Talebimiz nettir, ücretli çalışanların vergi dilimi yüzde 10 olarak sabitlenmeli, temel ihtiyaç maddeleri üzerindeki dolaylı vergiler kaldırılmalıdır. Enflasyon karşısında eriyen maaşlarımız, kamu emekçilerinin temel ihtiyaçlarını dahi karşılayamamaktadır. Resmi enflasyon rakamları ile halkın hissettiği enflasyon arasında büyük bir fark vardır. Özellikle gıda, konut, ulaşım ve enerji gibi temel harcamalara yapılan zamlar karşısında kamu emekçileri tarihin en hızlı yoksullaşma süreci yaşamıştır.
İnsanca yaşayacak bir ücret, sadece ekonomik bir talep değil, aynı zamanda insani bir haktır. Kamu emekçileri, geçim sıkıntısı çekmeden çocuklarının geleceğine güvenle bakabilmeli, sağlıklı bir yaşam sürdürebilmelidir. Bu nedenle, asgari ücret ve kamu emekçisi maaşları yoksulluk sınırının üzerinde belirlenmeli, maaş artışları Erdoğan-Şimşek programına göre değil gerçek enflasyon oranına göre yapılmalıdır.” şeklinde konuştu.
Üçöz, konuşmasının devamında taleplerini şu şekilde sıraladı; 1)Tüm emekçiler için insanca yaşanabilir bir ücret ve adil bir gelir dağılımı istiyoruz!
2)Eşit işe ; eşit ücret talep ediyoruz.
3)Bu sefalet zam aldatmacasına karşı, en düşük memur maaşının acilen yoksulluk sınırının üzerine yani 79.000 TL’ye çıkartılmasını talep ediyoruz.

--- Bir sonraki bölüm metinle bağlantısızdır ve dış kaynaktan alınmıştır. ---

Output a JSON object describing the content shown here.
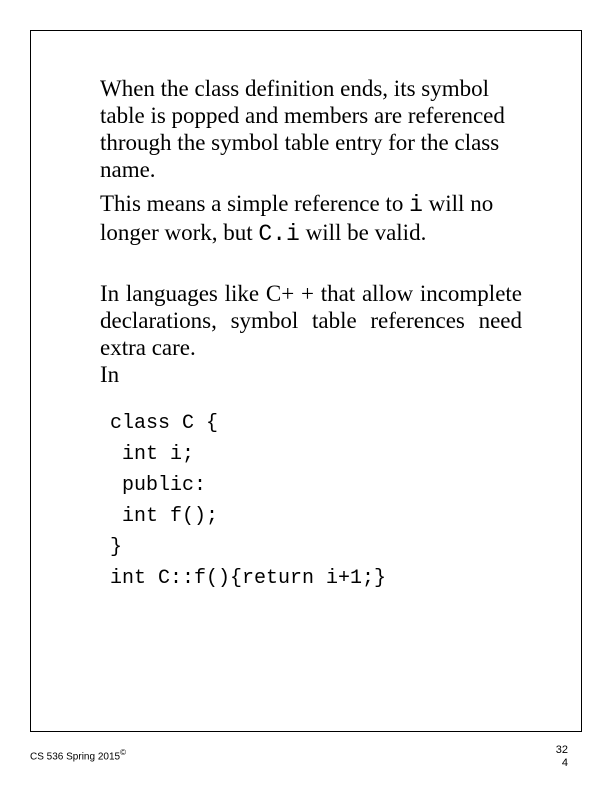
{
  "paragraphs": {
    "p1": "When the class definition ends, its symbol table is popped and members are referenced through the symbol table entry for the class name.",
    "p2_a": "This means a simple reference to ",
    "p2_code1": "i",
    "p2_b": " will no longer work, but ",
    "p2_code2": "C.i",
    "p2_c": " will be valid.",
    "p3": "In languages like C+ +  that allow incomplete declarations, symbol table references need extra care.",
    "p3b": "In"
  },
  "code": {
    "l1": "class C {",
    "l2": " int i;",
    "l3": " public:",
    "l4": " int f();",
    "l5": "}",
    "l6": "int C::f(){return i+1;}"
  },
  "footer": {
    "left": "CS 536  Spring 2015",
    "copyright": "©",
    "right1": "32",
    "right2": "4"
  }
}
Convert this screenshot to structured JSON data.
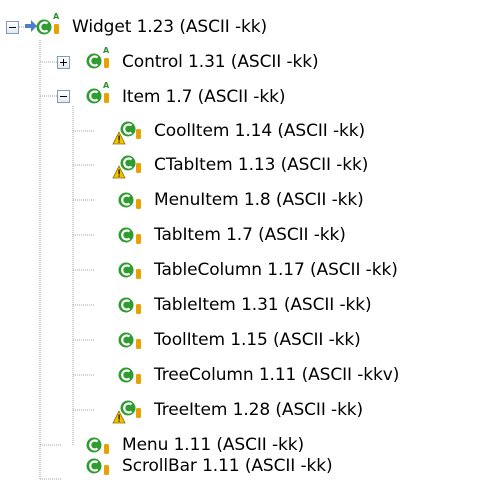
{
  "tree": {
    "root": {
      "label": "Widget 1.23 (ASCII -kk)",
      "icon": "class-icon",
      "expanded": true,
      "abstract": true,
      "incoming_arrow": true,
      "children": [
        {
          "label": "Control 1.31 (ASCII -kk)",
          "icon": "class-icon",
          "abstract": true,
          "expanded": false
        },
        {
          "label": "Item 1.7 (ASCII -kk)",
          "icon": "class-icon",
          "abstract": true,
          "expanded": true,
          "children": [
            {
              "label": "CoolItem 1.14 (ASCII -kk)",
              "icon": "class-icon",
              "warning": true
            },
            {
              "label": "CTabItem 1.13 (ASCII -kk)",
              "icon": "class-icon",
              "warning": true
            },
            {
              "label": "MenuItem 1.8 (ASCII -kk)",
              "icon": "class-icon",
              "warning": false
            },
            {
              "label": "TabItem 1.7 (ASCII -kk)",
              "icon": "class-icon",
              "warning": false
            },
            {
              "label": "TableColumn 1.17 (ASCII -kk)",
              "icon": "class-icon",
              "warning": false
            },
            {
              "label": "TableItem 1.31 (ASCII -kk)",
              "icon": "class-icon",
              "warning": false
            },
            {
              "label": "ToolItem 1.15 (ASCII -kk)",
              "icon": "class-icon",
              "warning": false
            },
            {
              "label": "TreeColumn 1.11 (ASCII -kkv)",
              "icon": "class-icon",
              "warning": false
            },
            {
              "label": "TreeItem 1.28 (ASCII -kk)",
              "icon": "class-icon",
              "warning": true
            }
          ]
        },
        {
          "label": "Menu 1.11 (ASCII -kk)",
          "icon": "class-icon",
          "warning": false
        },
        {
          "label": "ScrollBar 1.11 (ASCII -kk)",
          "icon": "class-icon",
          "warning": false
        }
      ]
    },
    "colors": {
      "class_green": "#2e9c2e",
      "version_gold": "#e8a100",
      "warning_yellow": "#f2c200",
      "tree_line": "#a0a0a0",
      "expander_border": "#7f9db9",
      "abstract_marker": "#2f8f2f",
      "arrow_blue": "#4d7fc7"
    }
  }
}
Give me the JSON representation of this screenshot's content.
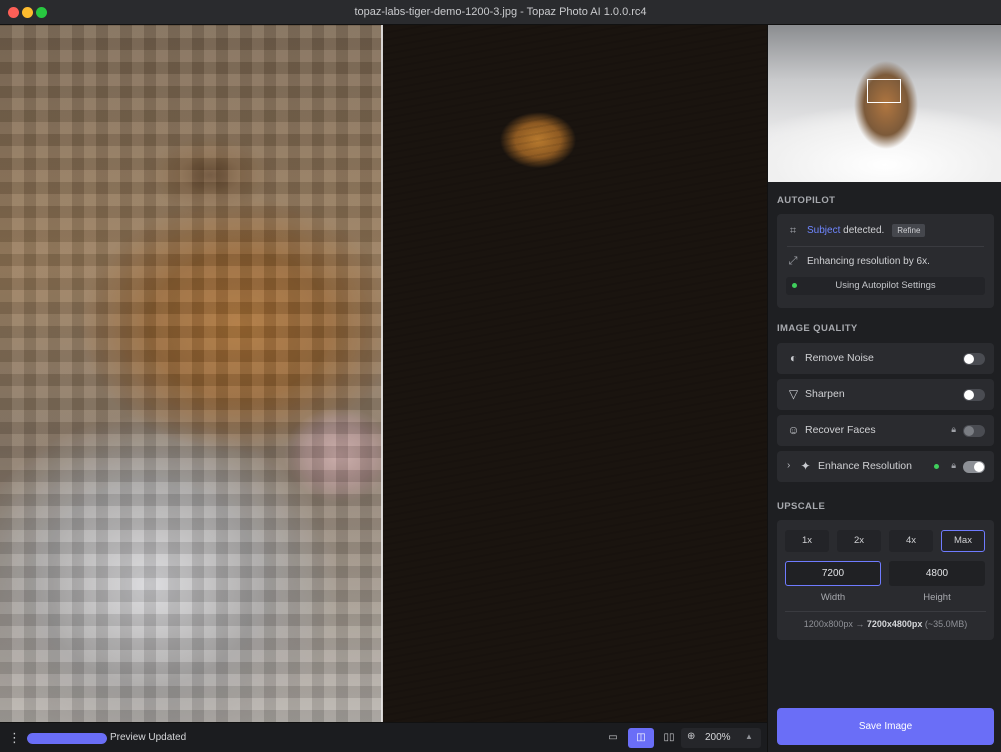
{
  "window": {
    "title": "topaz-labs-tiger-demo-1200-3.jpg - Topaz Photo AI 1.0.0.rc4"
  },
  "autopilot": {
    "section_label": "AUTOPILOT",
    "subject_word": "Subject",
    "detected_text": " detected.",
    "refine_label": "Refine",
    "enhancing_text": "Enhancing resolution by 6x.",
    "settings_text": "Using Autopilot Settings"
  },
  "image_quality": {
    "section_label": "IMAGE QUALITY",
    "items": [
      {
        "label": "Remove Noise",
        "icon": "noise-icon",
        "enabled": false,
        "locked": false
      },
      {
        "label": "Sharpen",
        "icon": "sharpen-icon",
        "enabled": false,
        "locked": false
      },
      {
        "label": "Recover Faces",
        "icon": "face-icon",
        "enabled": false,
        "locked": true
      },
      {
        "label": "Enhance Resolution",
        "icon": "sparkle-icon",
        "enabled": true,
        "locked": true
      }
    ]
  },
  "upscale": {
    "section_label": "UPSCALE",
    "presets": [
      "1x",
      "2x",
      "4x",
      "Max"
    ],
    "selected_preset": "Max",
    "width_value": "7200",
    "height_value": "4800",
    "width_label": "Width",
    "height_label": "Height",
    "info_from": "1200x800px",
    "info_arrow": " → ",
    "info_to": "7200x4800px",
    "info_size": " (~35.0MB)"
  },
  "actions": {
    "save_label": "Save Image"
  },
  "status": {
    "progress_fraction": 1.0,
    "text": "Preview Updated",
    "zoom": "200%",
    "view_modes": [
      "single-view",
      "split-view",
      "side-by-side-view"
    ],
    "active_view": "split-view"
  },
  "colors": {
    "accent": "#6a6ef7",
    "link": "#6f86ff",
    "status_green": "#3fcf5c"
  }
}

4)Başta metropoller olmak üzere barınma ihtiyacımızı imkansız hale getiren kira fiyatlarına karşı, güncel verilere denk düşen kira yardımı talep ediyoruz
5)Asgari ücretin, insan onuruna yaraşır bir ücret düzeyine çıkartılmasını talep ediyoruz.” diyerek konuşmasını bitirdi.